The less tangible impacts of PNNL may be the more important for our community, the state and the nation. PNNL is an incubator for the science, technology, engineering, and math (STEM) that are so vital to our nation’s ability to survive and thrive in our rapidly advancing world.
I joined PNNL after retiring from the Air Force and worked there for almost a quarter of a century. I enjoyed working on the lab’s cutting-edge R&D projects, but what really impressed me was the quality of its people. They were not only the brightest people I’d ever met, but some of the most creative, dedicated, and all-around nice people with whom I’d had the privilege to work.
PNNL is one of 17 Department of Energy (DOE) national laboratories across the nation. All will be similarly impacted by President Donald Trump’s ill-considered priorities. President Trump’s proposed budget would drastically reduce or even eliminate programs that fund leading-edge science and technology work. When that work goes, so will the people, and the people who came with them, and the people who were drawn by them, as well as the spinoff technology that drives American business and leadership.
The president’s “budget blueprint,” released in mid-March, proposes slashing the Office of Science by $900 million, an astounding 20 percent. Science programs in the Environmental Protection Agency (EPA) would be hit twice as hard, with a 40 percent cut (the EPA is cut 31 percent overall).
The National Oceanic and Atmospheric Administration (NOAA) suffers a 26 percent cut. DOE’s cutting-edge Advanced Research Projects Agency - Energy (ARPA-E) would be entirely eliminated, and with it the transformational energy technologies it nurtures.
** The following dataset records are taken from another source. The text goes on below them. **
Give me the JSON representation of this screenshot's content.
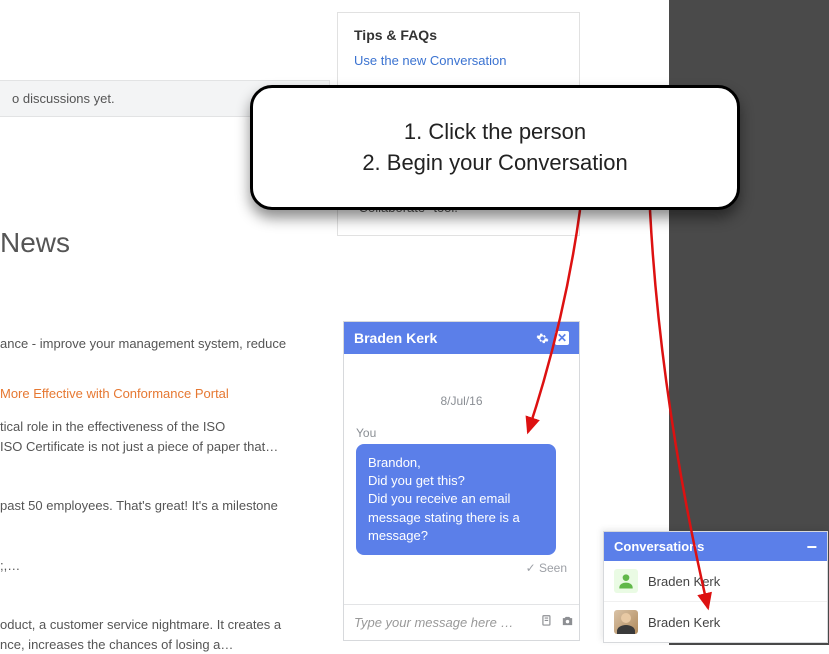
{
  "discussions_text": "o discussions yet.",
  "news_heading": "News",
  "articles": [
    {
      "snippet": "ance - improve your management system, reduce"
    },
    {
      "title_orange": "More Effective with Conformance Portal",
      "line1": "tical role in the effectiveness of the ISO",
      "line2": " ISO Certificate is not just a piece of paper that…"
    },
    {
      "line1": "past 50 employees. That's great! It's a milestone"
    },
    {
      "line1": ";,…"
    },
    {
      "line1": "oduct, a customer service nightmare. It creates a",
      "line2": "nce, increases the chances of losing a…"
    }
  ],
  "tips": {
    "heading": "Tips & FAQs",
    "link": "Use the new Conversation",
    "body_tail": "bottom of the screen in the \"Collaborate\" tool."
  },
  "callout": {
    "line1": "1. Click the person",
    "line2": "2. Begin your Conversation"
  },
  "chat": {
    "title": "Braden Kerk",
    "date": "8/Jul/16",
    "you_label": "You",
    "bubble": "Brandon,\nDid you get this?\nDid you receive an email message stating there is a message?",
    "seen": "Seen",
    "placeholder": "Type your message here …"
  },
  "conversations": {
    "title": "Conversations",
    "items": [
      {
        "name": "Braden Kerk",
        "avatar": "green"
      },
      {
        "name": "Braden Kerk",
        "avatar": "photo"
      }
    ]
  }
}
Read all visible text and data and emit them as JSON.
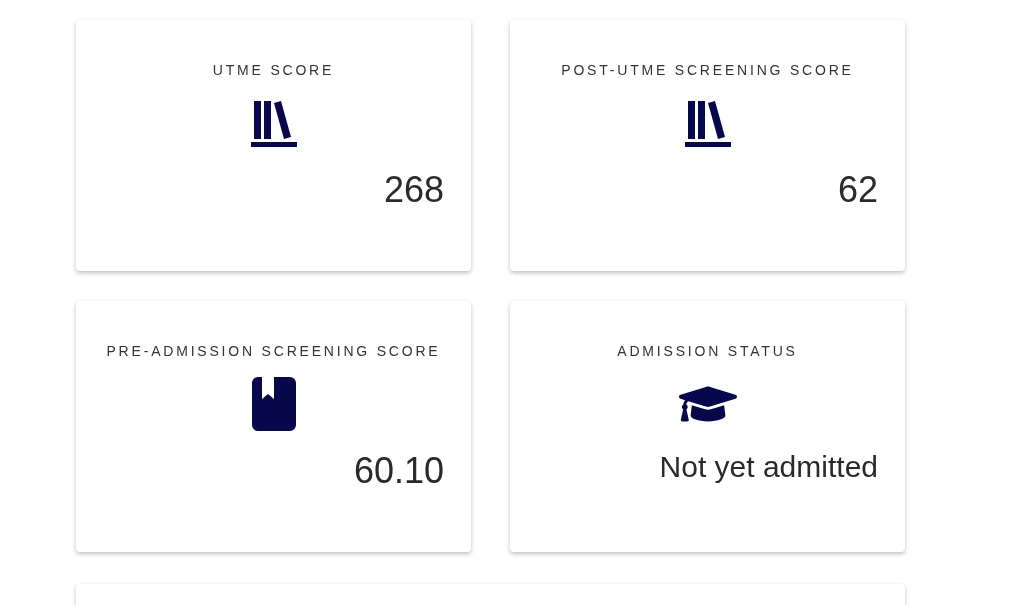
{
  "cards": [
    {
      "title": "UTME SCORE",
      "kind": "shelf",
      "value": "268"
    },
    {
      "title": "POST-UTME SCREENING SCORE",
      "kind": "shelf",
      "value": "62"
    },
    {
      "title": "PRE-ADMISSION SCREENING SCORE",
      "kind": "book",
      "value": "60.10"
    },
    {
      "title": "ADMISSION STATUS",
      "kind": "status",
      "value": "Not yet admitted"
    }
  ]
}
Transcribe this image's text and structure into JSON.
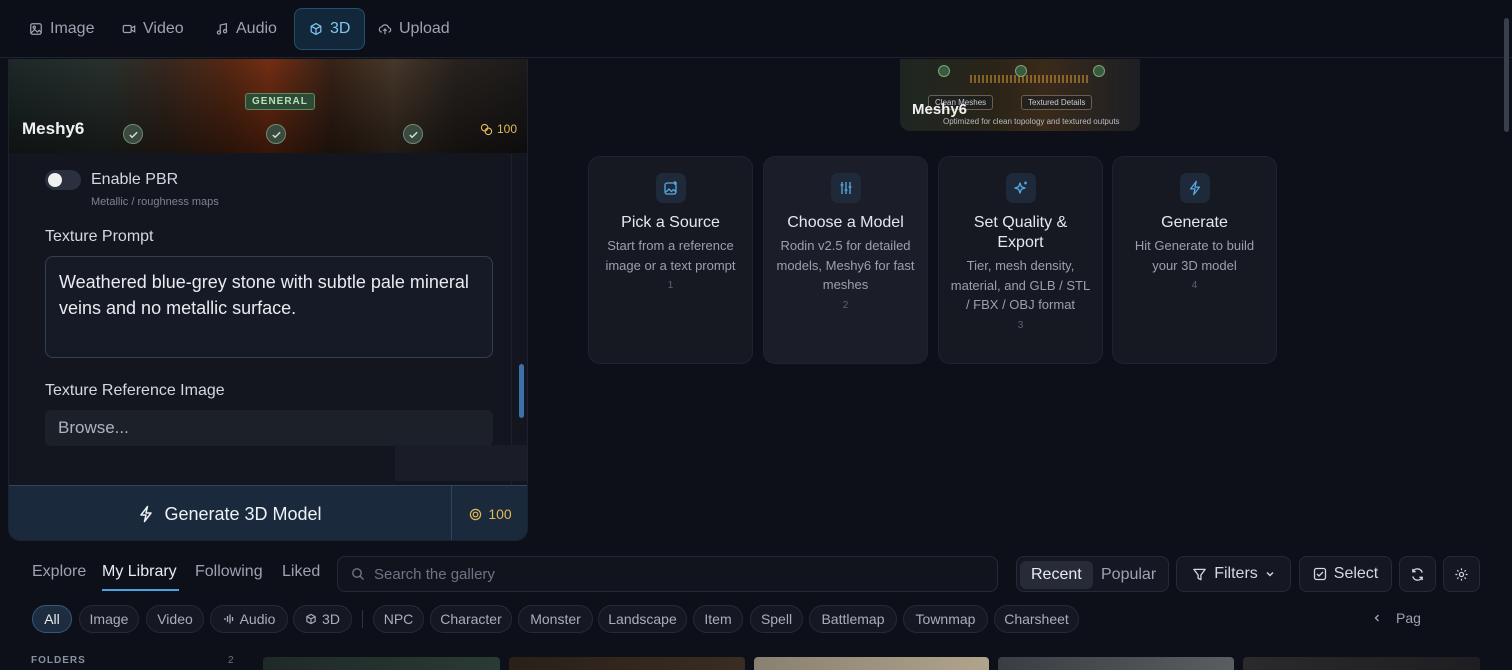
{
  "nav": {
    "tabs": [
      {
        "label": "Image",
        "icon": "image-icon"
      },
      {
        "label": "Video",
        "icon": "video-icon"
      },
      {
        "label": "Audio",
        "icon": "music-note-icon"
      },
      {
        "label": "3D",
        "icon": "cube-icon",
        "active": true
      },
      {
        "label": "Upload",
        "icon": "cloud-upload-icon"
      }
    ]
  },
  "left_panel": {
    "banner": {
      "badge": "GENERAL",
      "model_name": "Meshy6",
      "cost": "100"
    },
    "pbr": {
      "label": "Enable PBR",
      "hint": "Metallic / roughness maps",
      "enabled": false
    },
    "texture_prompt": {
      "label": "Texture Prompt",
      "value": "Weathered blue-grey stone with subtle pale mineral veins and no metallic surface."
    },
    "texture_reference": {
      "label": "Texture Reference Image",
      "placeholder": "Browse..."
    },
    "generate": {
      "label": "Generate 3D Model",
      "cost": "100"
    }
  },
  "preview": {
    "model_name": "Meshy6",
    "chips": [
      "Clean Meshes",
      "Textured Details"
    ],
    "subtitle": "Optimized for clean topology and textured outputs"
  },
  "steps": [
    {
      "title": "Pick a Source",
      "desc": "Start from a reference image or a text prompt",
      "num": "1",
      "icon": "image-plus-icon"
    },
    {
      "title": "Choose a Model",
      "desc": "Rodin v2.5 for detailed models, Meshy6 for fast meshes",
      "num": "2",
      "icon": "sliders-icon"
    },
    {
      "title": "Set Quality & Export",
      "desc": "Tier, mesh density, material, and GLB / STL / FBX / OBJ format",
      "num": "3",
      "icon": "sparkles-icon"
    },
    {
      "title": "Generate",
      "desc": "Hit Generate to build your 3D model",
      "num": "4",
      "icon": "lightning-icon"
    }
  ],
  "gallery": {
    "tabs": [
      "Explore",
      "My Library",
      "Following",
      "Liked"
    ],
    "active_tab": "My Library",
    "search_placeholder": "Search the gallery",
    "sort": {
      "options": [
        "Recent",
        "Popular"
      ],
      "selected": "Recent"
    },
    "filters_label": "Filters",
    "select_label": "Select",
    "type_chips": [
      "All",
      "Image",
      "Video",
      "Audio",
      "3D"
    ],
    "category_chips": [
      "NPC",
      "Character",
      "Monster",
      "Landscape",
      "Item",
      "Spell",
      "Battlemap",
      "Townmap",
      "Charsheet"
    ],
    "pager_label": "Pag",
    "folders_label": "FOLDERS",
    "folders_count": "2"
  },
  "colors": {
    "accent": "#4aa3e0",
    "cost": "#e0b95a",
    "background": "#0e1019"
  }
}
The DOE’s Office of Energy Efficiency and Renewable Energy (EERE), which funds research on advanced vehicles as well as other aspects of clean energy, would face a crippling 70 percent cut in 2018. Even the National Institutes of Health (NIH) would be axed by $6 billion, 20 percent of its budget.
Trump’s director of management and budget, Mick Mulvaney, has called the president’s plan an “America First” and “hard power” budget. Some, seeing the proposed $800 billion cut to Medicaid, and the other massive cuts to programs that help the poor, the elderly and the disabled, call the budget hard-hearted.
But it is more than that — it is a potentially disastrous miscalculation of what America’s priorities must be. Fundamentally, that is advancing the frontiers of science, technology, engineering and math, and ensuring the well-being and vitality of its most important resource, its people. This isn’t an either-or decision. It’s a question of balancing investments in the nation’s future, while safeguarding the future of its citizens.
Congress has until Sept. 30 to come to an agreement on how the federal government will be funded in Fiscal Year 2018. You have until then to communicate to your members of Congress where you think your government should be investing your tax dollars.
Richard Badalamente is a former Air Force officer, and a retired PNNL senior scientist. He is now a writer living in Kennewick.